Pukul 22.00 WIB perahu merapat ke barongan, sekumpulan bambu di tepi sungai. Di musala sudah berkumpul lebih dari 100 warga dari Desa Lebaksari. Beberapa orang ingin disuntik agar sehat. Dengan cepat ke-17 petugas kesehatan dari Yayasan Bangun Sehat Indonesia pimpinan dr Isnin, Terminal Petikemas Surabaya, dan Kosgoro 57 Jatim menangani warga. Bantuan yang diberikan tim ini sangat membantu aktivitas Surya Crisis Center (SCC) membantu korban banjir. Saya dan teman-teman dari SCC sudah datang sejak Maghrib.

Haji M Thalhah Gozali, Kepala Desa Lebaksari, Kecamatan Bourno, Bojonegoro, mengaku warganya masih trauma karena air bah ini bisa datang lagi ketika hujan deras kembali mengguyur. Banjir yang menenggelamkan Desa Lebaksari setinggi 1,5 meter itu telah memupuskan harapan panen padi yang menjadi satu-satunya tumpuan hidup mereka. “Saya minta warga untuk tetap waspada karena biasanya banjir datang di akhir musim hujan. Ini masih awal musim hujan, jadi kami khawatir akan terjadi banjir lagi,” tutur Gus Mat, begitu kepala desa ini disapa. Desa Lebaksari merupakan salah satu desa terparah di Bojonegoro yang diterjang banjir dan tenggelam selama seminggu.

Hasil pemeriksaan kesehatan oleh tim medis menyebutkan, rata-rata penduduk mengalami trauma bencana yang cukup serius. “Keluhan rata-rata pegal-pegal dan ngilu. Ada sebagian yang mengalami gangguan ISPA. Ini karena mereka harus bekerja keras ketika menyelamatkan diri dari banjir,” terang Isnin. Di samping trauma bencana, karena kekurangan air bersih, masyarakat mulai terserang diare. Genangan air yang masih ada di mana-mana membuat penyakit kulit dan demam melanda.

Pengobatan massal usai menjelang tengah malam. Penduduk yang menunggu sejak sore pulang dengan wajah puas karena sudah diperiksa mbak dan mas dokter. Ada juga yang minta disuntik supaya cepat sembuh. Lega rasanya melihat mereka yang sangat membutuhkan bantuan pengobatan akhirnya bisa membawa pulang aneka vitamin, obat batuk, obat diare. Asal sudah disentuh tangan mbak dan mas dokter, sugesti sembuh sangat membantu.

Kembali ke Surabaya, kami diantar beberapa penduduk di tepi barongan yang lumpurnya siap mengisap kaki hingga ke lutut.

Anggota tim medis perempuan memilih menyeberang ke tepi desa yang berjarak 40 meter.
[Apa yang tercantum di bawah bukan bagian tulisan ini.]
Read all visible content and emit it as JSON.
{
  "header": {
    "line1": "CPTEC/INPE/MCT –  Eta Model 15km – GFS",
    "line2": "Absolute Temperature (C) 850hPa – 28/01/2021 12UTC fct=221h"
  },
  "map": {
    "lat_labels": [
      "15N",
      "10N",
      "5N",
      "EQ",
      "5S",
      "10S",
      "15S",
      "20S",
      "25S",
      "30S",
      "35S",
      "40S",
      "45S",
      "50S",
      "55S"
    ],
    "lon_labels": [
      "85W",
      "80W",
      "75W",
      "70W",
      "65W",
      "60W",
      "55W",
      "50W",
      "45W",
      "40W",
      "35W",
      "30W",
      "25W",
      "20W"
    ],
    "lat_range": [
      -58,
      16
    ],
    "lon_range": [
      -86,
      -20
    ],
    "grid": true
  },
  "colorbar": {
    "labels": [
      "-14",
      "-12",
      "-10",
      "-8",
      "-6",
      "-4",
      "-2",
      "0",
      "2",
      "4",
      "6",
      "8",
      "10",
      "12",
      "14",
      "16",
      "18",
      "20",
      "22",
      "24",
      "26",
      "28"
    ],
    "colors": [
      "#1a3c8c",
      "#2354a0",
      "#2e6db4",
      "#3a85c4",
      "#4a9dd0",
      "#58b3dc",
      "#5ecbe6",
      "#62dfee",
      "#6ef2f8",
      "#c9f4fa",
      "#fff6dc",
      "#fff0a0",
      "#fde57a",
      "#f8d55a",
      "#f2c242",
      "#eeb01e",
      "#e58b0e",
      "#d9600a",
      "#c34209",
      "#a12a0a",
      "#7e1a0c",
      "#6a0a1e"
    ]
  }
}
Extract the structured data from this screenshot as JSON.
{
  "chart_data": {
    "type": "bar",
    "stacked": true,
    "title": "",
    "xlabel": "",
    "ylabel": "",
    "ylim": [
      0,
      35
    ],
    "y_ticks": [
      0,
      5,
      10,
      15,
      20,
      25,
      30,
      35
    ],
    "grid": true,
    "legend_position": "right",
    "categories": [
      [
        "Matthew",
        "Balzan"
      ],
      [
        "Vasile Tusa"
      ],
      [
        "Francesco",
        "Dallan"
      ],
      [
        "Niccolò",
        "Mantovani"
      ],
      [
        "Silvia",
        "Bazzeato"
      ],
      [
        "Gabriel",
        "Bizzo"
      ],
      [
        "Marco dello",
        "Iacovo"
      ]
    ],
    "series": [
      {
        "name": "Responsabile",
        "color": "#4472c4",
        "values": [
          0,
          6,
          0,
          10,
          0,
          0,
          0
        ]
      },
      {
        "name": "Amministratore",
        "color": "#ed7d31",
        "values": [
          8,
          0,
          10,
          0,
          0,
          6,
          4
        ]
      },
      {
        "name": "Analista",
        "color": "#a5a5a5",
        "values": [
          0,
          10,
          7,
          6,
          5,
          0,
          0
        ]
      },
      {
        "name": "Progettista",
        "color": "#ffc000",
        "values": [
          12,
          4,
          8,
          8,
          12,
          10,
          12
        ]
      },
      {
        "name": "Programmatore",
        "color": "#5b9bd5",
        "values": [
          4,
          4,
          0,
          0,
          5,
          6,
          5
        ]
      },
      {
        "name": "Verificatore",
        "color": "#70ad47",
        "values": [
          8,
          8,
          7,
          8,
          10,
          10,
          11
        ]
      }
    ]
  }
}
Setelah itu mereka naik mobil berputar dan bertemu lagi di tambangan Pasar Babat. Tim medis laki-laki tetap bersama kami menyisir Bengawan Solo hingga tambangan.

Tepat pukul 24.00 WIB seluruh rombongan kembali menyisir Bengawan Solo. Bulan tetap tidak muncul. Ketika banyak orang melekan menikmati 1 Muharram atau 1 Suro dalam tahun Jawa, kami juga menikmatinya di atas perahu di Bengawan Solo. Dengan waswas.